The joint investigation by D.C. police and the Department of Public Works into allegations of misconduct at the city's two car inspection stations is the latest in a series of recent probes that have led to the resignation or firing of six station employes since 1981, a department spokeswoman said yesterday.
Tara Hamilton said the department sought police assistance in the investigation eight months ago. "We felt there was a need to investigate the operations of the inspection stations," she said.
The investigation was brought to light this week in after a series of reports by WDVM-TV (Channel 9) reporter Mark Feldstein alleging that District taxi drivers have paid bribes to have faulty cabs pass inspection.
The series suggested that payoffs have resulted in dangerous cabs with severe mechanical defects operating in the city.
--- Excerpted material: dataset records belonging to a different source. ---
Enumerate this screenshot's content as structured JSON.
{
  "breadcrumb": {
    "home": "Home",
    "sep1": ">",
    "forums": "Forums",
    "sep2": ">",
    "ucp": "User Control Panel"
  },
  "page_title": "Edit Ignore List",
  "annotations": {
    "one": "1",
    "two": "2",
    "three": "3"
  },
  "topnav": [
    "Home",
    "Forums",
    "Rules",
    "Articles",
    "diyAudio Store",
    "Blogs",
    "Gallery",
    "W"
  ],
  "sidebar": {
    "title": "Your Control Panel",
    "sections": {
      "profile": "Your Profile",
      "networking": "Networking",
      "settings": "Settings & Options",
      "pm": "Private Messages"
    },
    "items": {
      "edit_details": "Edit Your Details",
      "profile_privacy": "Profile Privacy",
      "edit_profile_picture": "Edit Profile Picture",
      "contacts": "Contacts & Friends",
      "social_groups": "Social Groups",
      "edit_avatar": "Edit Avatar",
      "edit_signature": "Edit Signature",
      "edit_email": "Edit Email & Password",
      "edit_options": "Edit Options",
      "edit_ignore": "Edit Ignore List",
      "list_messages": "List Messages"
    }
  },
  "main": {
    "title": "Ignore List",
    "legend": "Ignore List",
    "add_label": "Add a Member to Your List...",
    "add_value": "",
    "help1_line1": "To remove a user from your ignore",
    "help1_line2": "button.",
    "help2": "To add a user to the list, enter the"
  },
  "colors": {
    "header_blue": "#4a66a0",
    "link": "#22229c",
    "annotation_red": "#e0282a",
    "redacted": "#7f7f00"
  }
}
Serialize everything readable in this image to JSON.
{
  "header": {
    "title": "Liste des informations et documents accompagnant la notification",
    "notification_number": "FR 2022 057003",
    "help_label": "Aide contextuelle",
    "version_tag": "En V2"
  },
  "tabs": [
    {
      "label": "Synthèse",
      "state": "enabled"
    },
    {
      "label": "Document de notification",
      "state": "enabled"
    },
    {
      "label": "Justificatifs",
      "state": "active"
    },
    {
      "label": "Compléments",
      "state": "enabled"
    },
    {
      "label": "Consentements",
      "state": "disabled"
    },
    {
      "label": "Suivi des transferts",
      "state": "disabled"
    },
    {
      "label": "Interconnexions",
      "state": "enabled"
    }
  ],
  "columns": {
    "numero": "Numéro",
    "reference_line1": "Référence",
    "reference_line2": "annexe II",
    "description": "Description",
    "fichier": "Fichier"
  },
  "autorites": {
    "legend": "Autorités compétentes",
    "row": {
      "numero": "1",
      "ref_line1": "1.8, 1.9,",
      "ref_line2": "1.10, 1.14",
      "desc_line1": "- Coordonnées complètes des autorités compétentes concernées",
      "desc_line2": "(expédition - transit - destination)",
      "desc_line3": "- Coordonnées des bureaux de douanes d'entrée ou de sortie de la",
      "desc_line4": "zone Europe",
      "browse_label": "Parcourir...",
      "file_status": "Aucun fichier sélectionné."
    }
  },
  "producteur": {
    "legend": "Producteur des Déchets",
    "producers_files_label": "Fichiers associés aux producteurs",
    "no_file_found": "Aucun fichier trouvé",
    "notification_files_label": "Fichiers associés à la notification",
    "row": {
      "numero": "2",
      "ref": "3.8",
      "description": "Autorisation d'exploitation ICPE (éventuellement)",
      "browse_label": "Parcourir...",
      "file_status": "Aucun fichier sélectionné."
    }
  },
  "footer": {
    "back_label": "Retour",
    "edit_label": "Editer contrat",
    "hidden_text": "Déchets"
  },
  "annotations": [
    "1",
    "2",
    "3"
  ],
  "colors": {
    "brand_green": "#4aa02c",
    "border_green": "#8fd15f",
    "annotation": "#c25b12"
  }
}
It alleged that drivers give payoffs to "middlemen" who are able to get the faulty cabs through the inspection process.
Hamilton refused to elaborate on the investigation but said that the allegations in the WDVM report "obviously will also become a matter the city is looking into."
"The system has worked like this for years" with little disclosure of it because "drivers are either benefiting or because they're afraid to tell," said Norman Saunders, a member of the 12-person D.C. Hackers License and Appeals Board, which hears citizen complaints.
Saunders, who drove a cab for 10 years, said he once saw a car pass inspection despite "brakes you practically had to stand on them to make them stop."
D.C. City Council member Betty Ann Kane (D-At Large), who heads a committeee with authority over the city's taxi industry, termed the allegations of bribery "an example of why there's a need for consolidated regulation of the taxis."
Currently, the public works department, which supervises the inspection process, the Public Service Commission, the police department and several other city agencies regulate various aspects of the taxi industry. A bill reported out of Kane's committee Tuesday would centralize that power in a taxicab commission.
"If an employe is going to do something dishonest they're going to do something dishonest, but when enforcement is spread around among three or four different agencies something is bound to fall between the cracks," Kane said.
The council approved funds this year to triple the number of hack inspectors who make certain cabs are complying with regulations between the twice-yearly inspections, according to Kane.
Hack Inspector Larry Zirk said yesterday that the current force of four inspectors was not adequate to police the situation. "There's cabs on the street that shouldn't be out there," he said.
Lloyd England, president of the Alliance of Taxicab Businessmen, said he had "heard of cases where certain people can take your car through inspection."
"It's been heard that there are some people who are over at the inspection station quite reguarly and if you give them $25 or $30 or $50 they can take your car and bring it through," he said.
However, England said he had never seen those individuals giving payoffs to inspection station employes in return for stickers. "I don't know if actually anything is being done other than a man taking your car through and you paying him assuming he can get something done," England said.
A District cab driver who declined to be identified said yesterday that he had twice paid $50 to a middleman in order to get an inspection sticker for a car that needed body work that he could not afford.
"He brings the car back a half-hour later with the inspection sticker on it," the driver said. "It was easier to pay somebody to get it through" than to repair the car, the driver said.
William J. Wright, chairman of the Taxicab Industry Group and a member of the board of the Capitol Cab Association, contended yesterday that the disclosure of the bribery allegations was "part of a scheme" by Kane to win approval for her taxi regulation bill. He warned that the measure would "put cab drivers out of business."
Wright said he did not believe bribery was widespread in the inspection process. "That doesn't exist any more than it does in any other business," he said. "I would suppose that restaurants . . . that have to go through inspection, they would give them [inspectors] a cup of coffee."
"I can't say that in no situation no one has ever tried to bribe an inspector," he said. "I don't believe it exists to any extent that would impair the safety of the riding public in Washington, D.C. It's to no one's advantage to bribe an inspector to get an unsafe car through. He's buying a lawsuit if he drives an unsafe cab."
Daniel Smith, president of the Eastern Cab Company, said he had no knowledge of inspectors being bribed. But, he said, his company's cars have lost an average of three inspection stickers a week that are stolen, apparently to be used on cars that are overdue for inspection.